En décidant de soutenir financièrement la participation des seuls auteurs s’exprimant en langue hébraïque, les ministères français de la Culture (et en particulier le Centre national du livre) et des Affaires étrangères ont commis une faute et déclenché les cascades de réactions auxquelles il fallait s’attendre. En invitant l’Inde l’an dernier, les mêmes n’avaient pas commis l’erreur de ne soutenir que les écrivains s’exprimant  en hindi. Réparer, tel est maintenant leur devoir.

 

Face à une invitation aussi déséquilibrée, l’Union des écrivains palestiniens, comme la majeure partie des pays arabes, appelle à boycotter le Salon du livre. Opérations militaires et attentats terroristes se déroulent dans le même temps que les déclarations des uns et des autres s’enveniment au sujet du Salon du livre transformé en terrain d’affrontement et de rapport de forces par les maladresses des organisateurs officiels français.

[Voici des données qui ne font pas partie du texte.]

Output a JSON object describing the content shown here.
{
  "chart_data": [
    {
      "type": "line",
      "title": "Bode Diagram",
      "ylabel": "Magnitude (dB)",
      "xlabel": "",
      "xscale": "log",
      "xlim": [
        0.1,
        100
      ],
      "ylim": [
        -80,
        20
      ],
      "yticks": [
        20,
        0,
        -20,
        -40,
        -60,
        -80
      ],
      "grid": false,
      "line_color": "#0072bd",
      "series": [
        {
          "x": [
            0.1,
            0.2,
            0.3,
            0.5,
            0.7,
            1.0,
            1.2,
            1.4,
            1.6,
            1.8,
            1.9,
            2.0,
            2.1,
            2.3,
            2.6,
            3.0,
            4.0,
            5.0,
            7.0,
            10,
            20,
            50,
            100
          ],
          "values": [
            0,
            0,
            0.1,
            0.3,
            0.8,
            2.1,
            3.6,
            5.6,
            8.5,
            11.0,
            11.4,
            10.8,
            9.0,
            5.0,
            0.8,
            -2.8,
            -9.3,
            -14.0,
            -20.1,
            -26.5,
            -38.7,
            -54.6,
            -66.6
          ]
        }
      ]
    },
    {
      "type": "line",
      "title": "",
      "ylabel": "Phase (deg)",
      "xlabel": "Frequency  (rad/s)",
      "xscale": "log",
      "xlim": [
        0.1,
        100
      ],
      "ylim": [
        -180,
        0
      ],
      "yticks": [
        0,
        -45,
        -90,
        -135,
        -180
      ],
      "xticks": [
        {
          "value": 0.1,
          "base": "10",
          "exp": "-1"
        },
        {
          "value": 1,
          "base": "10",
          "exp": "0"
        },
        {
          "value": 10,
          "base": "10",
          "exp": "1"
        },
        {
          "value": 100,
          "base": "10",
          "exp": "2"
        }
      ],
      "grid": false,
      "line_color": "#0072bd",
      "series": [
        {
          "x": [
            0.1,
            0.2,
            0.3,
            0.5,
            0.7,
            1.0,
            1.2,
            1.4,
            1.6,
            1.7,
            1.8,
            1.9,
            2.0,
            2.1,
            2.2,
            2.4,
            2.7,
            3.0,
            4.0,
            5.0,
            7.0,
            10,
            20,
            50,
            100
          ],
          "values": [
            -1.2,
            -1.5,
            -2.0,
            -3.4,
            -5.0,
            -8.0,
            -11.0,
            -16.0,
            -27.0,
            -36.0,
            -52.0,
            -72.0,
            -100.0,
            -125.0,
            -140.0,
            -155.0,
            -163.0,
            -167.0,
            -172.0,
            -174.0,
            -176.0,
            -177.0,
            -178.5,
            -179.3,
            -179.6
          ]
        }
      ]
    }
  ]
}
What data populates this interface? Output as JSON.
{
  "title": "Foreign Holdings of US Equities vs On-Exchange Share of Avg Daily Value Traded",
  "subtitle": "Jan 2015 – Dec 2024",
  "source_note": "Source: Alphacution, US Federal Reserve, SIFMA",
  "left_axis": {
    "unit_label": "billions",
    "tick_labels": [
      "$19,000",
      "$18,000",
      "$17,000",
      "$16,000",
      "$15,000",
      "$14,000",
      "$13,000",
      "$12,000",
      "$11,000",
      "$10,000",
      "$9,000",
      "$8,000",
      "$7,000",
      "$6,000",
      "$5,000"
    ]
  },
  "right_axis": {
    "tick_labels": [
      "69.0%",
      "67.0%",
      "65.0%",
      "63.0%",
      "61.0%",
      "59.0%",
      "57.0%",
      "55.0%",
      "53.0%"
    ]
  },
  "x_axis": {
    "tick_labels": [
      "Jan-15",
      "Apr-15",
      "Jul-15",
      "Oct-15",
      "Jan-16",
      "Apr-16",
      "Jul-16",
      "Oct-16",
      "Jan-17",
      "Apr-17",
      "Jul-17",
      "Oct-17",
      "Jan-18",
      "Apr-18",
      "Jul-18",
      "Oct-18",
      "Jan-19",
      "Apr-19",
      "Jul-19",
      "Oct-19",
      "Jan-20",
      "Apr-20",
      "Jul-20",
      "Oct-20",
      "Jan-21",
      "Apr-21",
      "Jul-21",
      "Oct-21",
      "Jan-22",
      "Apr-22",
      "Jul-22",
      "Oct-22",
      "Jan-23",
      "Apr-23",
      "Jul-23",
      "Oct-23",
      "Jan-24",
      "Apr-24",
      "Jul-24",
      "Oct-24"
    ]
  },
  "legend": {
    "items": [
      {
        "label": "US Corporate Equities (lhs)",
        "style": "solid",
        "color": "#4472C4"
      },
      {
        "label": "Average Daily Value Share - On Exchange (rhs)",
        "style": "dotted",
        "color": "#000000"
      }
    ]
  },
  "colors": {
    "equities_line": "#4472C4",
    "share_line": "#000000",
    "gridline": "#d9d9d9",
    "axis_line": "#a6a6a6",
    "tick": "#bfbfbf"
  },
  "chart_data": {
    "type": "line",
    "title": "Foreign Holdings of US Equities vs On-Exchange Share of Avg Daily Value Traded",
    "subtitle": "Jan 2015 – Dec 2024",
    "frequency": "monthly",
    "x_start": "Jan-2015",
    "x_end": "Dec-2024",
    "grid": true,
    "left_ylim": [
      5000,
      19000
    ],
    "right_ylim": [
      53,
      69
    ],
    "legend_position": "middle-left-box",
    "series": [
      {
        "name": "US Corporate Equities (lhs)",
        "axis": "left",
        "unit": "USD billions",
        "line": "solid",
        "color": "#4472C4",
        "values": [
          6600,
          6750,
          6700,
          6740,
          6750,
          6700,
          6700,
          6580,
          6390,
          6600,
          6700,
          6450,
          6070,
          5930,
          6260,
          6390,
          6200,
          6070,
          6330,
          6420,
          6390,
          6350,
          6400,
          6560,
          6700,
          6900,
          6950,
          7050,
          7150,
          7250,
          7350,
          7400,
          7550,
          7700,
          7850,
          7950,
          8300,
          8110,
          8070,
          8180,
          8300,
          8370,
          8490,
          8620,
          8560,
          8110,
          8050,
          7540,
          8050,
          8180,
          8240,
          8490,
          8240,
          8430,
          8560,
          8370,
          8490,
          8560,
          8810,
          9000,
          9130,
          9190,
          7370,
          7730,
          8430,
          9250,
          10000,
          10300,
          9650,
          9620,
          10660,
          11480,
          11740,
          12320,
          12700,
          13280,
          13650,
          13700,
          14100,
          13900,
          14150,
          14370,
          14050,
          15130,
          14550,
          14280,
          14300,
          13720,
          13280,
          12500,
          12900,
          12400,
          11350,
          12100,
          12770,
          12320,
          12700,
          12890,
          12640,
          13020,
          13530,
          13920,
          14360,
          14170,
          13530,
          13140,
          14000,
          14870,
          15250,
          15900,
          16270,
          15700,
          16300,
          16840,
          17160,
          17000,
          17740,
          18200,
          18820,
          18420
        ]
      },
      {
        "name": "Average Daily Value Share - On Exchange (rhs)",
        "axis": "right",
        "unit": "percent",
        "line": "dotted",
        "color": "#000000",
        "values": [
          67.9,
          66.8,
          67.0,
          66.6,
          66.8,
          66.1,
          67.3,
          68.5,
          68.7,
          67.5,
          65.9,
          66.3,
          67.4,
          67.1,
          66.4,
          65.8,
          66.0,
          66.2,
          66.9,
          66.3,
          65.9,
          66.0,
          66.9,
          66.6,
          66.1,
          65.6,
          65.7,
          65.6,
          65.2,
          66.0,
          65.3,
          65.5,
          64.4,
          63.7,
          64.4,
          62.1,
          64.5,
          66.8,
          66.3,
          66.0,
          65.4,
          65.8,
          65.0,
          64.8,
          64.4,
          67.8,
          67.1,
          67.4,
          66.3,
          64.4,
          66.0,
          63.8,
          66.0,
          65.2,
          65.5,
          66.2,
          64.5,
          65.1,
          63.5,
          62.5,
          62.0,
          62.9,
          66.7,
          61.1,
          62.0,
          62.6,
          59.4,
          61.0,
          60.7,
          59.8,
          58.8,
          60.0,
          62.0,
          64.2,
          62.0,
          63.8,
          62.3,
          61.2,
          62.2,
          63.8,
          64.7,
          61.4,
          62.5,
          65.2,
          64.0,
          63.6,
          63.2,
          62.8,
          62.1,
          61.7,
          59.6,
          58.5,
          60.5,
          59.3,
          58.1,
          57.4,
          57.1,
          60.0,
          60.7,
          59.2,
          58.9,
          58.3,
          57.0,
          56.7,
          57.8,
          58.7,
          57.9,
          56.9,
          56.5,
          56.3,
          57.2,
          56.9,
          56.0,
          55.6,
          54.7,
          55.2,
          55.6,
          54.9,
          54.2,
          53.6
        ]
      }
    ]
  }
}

Quel gâchis !

 

Dans cette situation qu’ils ont provoquée, le devoir du gouvernement français et du Syndicat national de l’édition est de rendre possible le débat, et de faire en sorte que ceux qui pensent devoir refuser le dialogue en utilisant l’arme du boycott, en l’espèce regrettable, changent d’avis. Car il est d’une importance capitale que dans ce contexte, l’échange culturel ait lieu.

 

Il convient de mettre en avant les auteurs eux-mêmes. D’une part, les écrivains israéliens, dont certains ont des positions très opposées à celle de leur gouvernement, ne doivent pas être utilisés comme étendards de leur pays, mais considérés comme les écrivains libres qu’ils sont. Dès lors, la venue du chef de l’Etat d’Israël dans le cadre du salon lui-même ne paraît pas de nature à favoriser le dialogue. D’autre part, les écrivains israélo-palestiniens s’exprimant en arabe doivent être invités avec leur éditeur de toute urgence, dans les mêmes conditions que leurs confrères s’exprimant en hébreu. Les écrivains palestiniens ainsi que leurs éditeurs doivent être aidés financièrement pour pouvoir venir débattre. 

 

L’inauguration du prochain Salon du livre peut et doit se transformer en événement culturel et la LDH contribuera au dialogue des cultures qui doit avoir lieu, au-delà des clivages et des tensions politiques, à la condition que les moyens de ce dialogue soient réellement mis en œuvre.